Home MondeLe nouveau traité européen permettra-t-il à des dizaines de milliers de personnes d’obtenir la résidence en Suisse ?

Le nouveau traité européen permettra-t-il à des dizaines de milliers de personnes d’obtenir la résidence en Suisse ?

by Clara Dubois

Les nouveaux accords conclus entre la Suisse et l’Union européenne suscitent des inquiétudes quant à un possible afflux de bénéficiaires de l’aide sociale. Des estimations alarmistes circulent, évoquant jusqu’à 690 000 citoyens européens et de l’AELE (Association européenne de libre-échange) pouvant obtenir un permis de séjour permanent et accéder aux prestations sociales, même sans emploi. Ces chiffres sont-ils fondés ?

Selon le Secrétariat d’État aux migrations (SEM), ces estimations sont largement déformées. Le chiffre de 690 000 ne représente pas un nouvel afflux, mais plutôt le nombre de ressortissants de l’UE/AELE résidant en Suisse depuis au moins cinq ans et ayant déjà exercé une activité professionnelle ou indépendante pendant cette période. Une étude de l’institut de recherche Ecoplan, réalisée pour le compte du SEM, ne permet d’ailleurs pas de prévoir l’ampleur d’une éventuelle immigration supplémentaire suite à la mise en œuvre des nouveaux accords.

En réalité, ces chiffres correspondent à une projection : si la directive européenne sur la libre circulation des personnes avait été appliquée en 2012, 570 000 personnes auraient rempli les conditions pour obtenir la résidence permanente en 2017. Entre 2018 et 2021, entre 50 000 et 70 000 personnes supplémentaires auraient atteint ce seuil chaque année, portant le total à 690 000 après cinq ans de résidence.

Francesco Maiani, professeur de droit européen à l’Université de Lausanne et spécialiste du droit et des politiques migratoires de l’UE, nuance ces craintes. Il souligne que les nouveaux accords modifient peu la situation juridique et laissent à la Suisse une marge de manœuvre importante pour contrôler l’immigration. « Légalement parlant, les nouveaux accords changent relativement peu et laissent à la Suisse une grande marge de manœuvre pour garder le contrôle de la situation », explique-t-il.

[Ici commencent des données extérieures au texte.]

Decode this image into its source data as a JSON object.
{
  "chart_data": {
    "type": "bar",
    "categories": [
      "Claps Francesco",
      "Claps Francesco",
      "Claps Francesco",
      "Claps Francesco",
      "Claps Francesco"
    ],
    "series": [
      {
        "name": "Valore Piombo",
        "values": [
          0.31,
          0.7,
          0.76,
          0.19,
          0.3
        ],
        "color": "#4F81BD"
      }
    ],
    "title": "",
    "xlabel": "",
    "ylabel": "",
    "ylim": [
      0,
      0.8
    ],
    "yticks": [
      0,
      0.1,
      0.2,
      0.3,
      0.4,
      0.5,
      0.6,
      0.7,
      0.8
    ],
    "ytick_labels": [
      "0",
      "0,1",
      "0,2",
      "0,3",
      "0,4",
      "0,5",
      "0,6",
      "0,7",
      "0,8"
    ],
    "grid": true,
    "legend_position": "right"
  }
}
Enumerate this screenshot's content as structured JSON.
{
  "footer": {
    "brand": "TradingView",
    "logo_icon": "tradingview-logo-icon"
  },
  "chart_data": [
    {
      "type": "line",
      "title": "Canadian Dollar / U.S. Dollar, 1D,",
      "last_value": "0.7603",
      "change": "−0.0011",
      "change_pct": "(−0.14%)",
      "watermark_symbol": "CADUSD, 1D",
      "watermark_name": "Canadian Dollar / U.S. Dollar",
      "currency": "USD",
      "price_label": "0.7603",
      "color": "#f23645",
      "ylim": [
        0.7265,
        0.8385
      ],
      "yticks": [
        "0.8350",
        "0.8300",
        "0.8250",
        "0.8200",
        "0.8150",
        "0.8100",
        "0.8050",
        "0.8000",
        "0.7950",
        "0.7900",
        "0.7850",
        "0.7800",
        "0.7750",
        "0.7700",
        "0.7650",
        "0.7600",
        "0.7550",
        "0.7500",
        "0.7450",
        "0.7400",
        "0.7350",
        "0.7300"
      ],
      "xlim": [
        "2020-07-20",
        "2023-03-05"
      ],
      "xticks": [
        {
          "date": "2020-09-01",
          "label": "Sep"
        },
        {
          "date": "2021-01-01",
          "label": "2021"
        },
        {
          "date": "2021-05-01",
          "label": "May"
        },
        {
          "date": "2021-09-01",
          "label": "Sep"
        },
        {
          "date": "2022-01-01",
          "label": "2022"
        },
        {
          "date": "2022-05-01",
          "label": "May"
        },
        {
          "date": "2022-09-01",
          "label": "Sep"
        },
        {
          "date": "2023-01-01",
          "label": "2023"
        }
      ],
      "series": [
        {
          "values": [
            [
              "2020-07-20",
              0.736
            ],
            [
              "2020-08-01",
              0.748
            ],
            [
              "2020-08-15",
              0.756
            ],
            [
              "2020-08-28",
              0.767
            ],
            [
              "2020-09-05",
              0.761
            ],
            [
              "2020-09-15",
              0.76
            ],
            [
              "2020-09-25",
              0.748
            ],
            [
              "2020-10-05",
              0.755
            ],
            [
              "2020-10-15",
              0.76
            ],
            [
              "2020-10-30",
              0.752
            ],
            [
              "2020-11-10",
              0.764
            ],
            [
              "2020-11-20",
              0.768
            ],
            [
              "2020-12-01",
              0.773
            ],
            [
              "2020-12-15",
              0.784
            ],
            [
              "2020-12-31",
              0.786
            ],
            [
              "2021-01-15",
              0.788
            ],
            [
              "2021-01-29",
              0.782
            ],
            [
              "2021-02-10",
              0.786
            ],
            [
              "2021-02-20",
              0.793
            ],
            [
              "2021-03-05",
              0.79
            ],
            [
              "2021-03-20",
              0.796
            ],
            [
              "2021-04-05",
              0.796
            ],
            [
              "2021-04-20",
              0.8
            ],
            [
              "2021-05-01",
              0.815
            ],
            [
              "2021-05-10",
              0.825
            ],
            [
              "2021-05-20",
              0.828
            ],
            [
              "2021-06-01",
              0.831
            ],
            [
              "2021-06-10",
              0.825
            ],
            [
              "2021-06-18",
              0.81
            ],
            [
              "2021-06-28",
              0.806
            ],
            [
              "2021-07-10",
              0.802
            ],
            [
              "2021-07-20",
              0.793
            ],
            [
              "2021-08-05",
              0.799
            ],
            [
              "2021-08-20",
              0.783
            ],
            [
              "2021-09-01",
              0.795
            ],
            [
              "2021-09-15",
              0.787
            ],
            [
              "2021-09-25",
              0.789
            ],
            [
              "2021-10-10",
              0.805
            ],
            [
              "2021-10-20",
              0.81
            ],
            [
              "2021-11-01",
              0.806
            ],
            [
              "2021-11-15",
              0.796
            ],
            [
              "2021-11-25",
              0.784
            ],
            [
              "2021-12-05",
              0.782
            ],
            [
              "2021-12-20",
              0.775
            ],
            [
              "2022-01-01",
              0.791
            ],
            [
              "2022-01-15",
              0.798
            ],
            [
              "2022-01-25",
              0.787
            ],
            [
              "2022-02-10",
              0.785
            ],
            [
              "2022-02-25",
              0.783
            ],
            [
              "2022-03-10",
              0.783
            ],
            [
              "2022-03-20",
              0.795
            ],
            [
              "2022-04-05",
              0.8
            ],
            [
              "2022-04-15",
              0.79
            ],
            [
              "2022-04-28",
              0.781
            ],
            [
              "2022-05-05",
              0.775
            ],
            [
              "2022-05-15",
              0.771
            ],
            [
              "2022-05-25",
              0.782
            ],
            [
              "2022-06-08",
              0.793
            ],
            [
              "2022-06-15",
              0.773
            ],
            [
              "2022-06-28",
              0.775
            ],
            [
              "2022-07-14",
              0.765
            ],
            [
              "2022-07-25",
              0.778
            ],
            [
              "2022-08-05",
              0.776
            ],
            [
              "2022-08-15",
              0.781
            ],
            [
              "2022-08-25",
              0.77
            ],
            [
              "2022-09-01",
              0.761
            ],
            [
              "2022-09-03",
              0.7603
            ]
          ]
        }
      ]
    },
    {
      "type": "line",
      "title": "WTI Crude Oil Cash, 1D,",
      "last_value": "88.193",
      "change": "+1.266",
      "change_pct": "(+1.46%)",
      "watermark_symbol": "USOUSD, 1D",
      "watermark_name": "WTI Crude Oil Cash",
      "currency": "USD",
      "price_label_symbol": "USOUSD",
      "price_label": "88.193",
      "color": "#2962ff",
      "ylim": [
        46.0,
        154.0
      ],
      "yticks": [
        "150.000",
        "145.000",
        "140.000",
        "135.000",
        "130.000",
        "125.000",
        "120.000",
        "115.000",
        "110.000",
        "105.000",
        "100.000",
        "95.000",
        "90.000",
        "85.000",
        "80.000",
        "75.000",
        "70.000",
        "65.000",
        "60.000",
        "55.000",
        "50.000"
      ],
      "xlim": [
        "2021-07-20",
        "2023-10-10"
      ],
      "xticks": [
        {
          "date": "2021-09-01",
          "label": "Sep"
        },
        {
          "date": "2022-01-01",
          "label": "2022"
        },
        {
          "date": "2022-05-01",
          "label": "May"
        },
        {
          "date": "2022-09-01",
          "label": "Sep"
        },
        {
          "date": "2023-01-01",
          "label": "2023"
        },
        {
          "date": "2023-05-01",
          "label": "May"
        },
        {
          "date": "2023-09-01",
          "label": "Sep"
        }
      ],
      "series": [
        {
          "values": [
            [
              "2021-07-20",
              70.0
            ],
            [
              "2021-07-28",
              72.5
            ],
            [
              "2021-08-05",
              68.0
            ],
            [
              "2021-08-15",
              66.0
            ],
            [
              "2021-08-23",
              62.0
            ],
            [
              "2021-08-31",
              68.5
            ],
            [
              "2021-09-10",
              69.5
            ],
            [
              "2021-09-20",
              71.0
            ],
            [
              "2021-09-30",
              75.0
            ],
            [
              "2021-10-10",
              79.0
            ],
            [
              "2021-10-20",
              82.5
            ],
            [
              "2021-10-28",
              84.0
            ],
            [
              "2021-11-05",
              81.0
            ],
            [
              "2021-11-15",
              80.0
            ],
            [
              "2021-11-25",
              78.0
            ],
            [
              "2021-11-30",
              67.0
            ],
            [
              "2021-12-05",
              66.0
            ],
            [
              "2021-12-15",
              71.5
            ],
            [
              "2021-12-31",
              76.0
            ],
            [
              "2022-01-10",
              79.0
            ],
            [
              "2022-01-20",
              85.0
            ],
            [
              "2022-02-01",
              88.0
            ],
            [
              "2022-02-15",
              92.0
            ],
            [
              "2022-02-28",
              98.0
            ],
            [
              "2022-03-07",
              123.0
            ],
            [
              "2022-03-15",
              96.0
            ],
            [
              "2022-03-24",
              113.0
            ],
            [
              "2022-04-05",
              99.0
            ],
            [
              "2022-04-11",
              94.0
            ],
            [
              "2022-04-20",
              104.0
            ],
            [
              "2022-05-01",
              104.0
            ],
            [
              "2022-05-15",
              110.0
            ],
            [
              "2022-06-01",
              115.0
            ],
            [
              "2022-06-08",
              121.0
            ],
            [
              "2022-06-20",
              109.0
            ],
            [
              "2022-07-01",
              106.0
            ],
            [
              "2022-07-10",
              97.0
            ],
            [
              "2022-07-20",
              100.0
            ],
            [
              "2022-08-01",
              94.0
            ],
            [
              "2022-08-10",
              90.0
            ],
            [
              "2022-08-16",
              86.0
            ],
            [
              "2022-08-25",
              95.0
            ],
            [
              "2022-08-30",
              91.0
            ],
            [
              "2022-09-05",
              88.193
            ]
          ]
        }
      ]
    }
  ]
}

Il précise que, même si l’accord pourrait permettre à certains chômeurs d’accéder aux prestations sociales dans des cas spécifiques, les scénarios catastrophes dépeints ne sont pas réalistes. Les travailleurs et indépendants de l’UE/AELE ont déjà accès à l’aide sociale suisse en raison de leurs cotisations fiscales et sociales. Quant à ceux qui ne travaillent pas, ils doivent justifier de ressources suffisantes pour vivre en Suisse, une condition qui restera en vigueur. « Ils n’ont pas maintenant et n’auront pas, en vertu de l’accord, le droit de vivre en Suisse ou d’accéder à l’aide sociale », insiste Maiani.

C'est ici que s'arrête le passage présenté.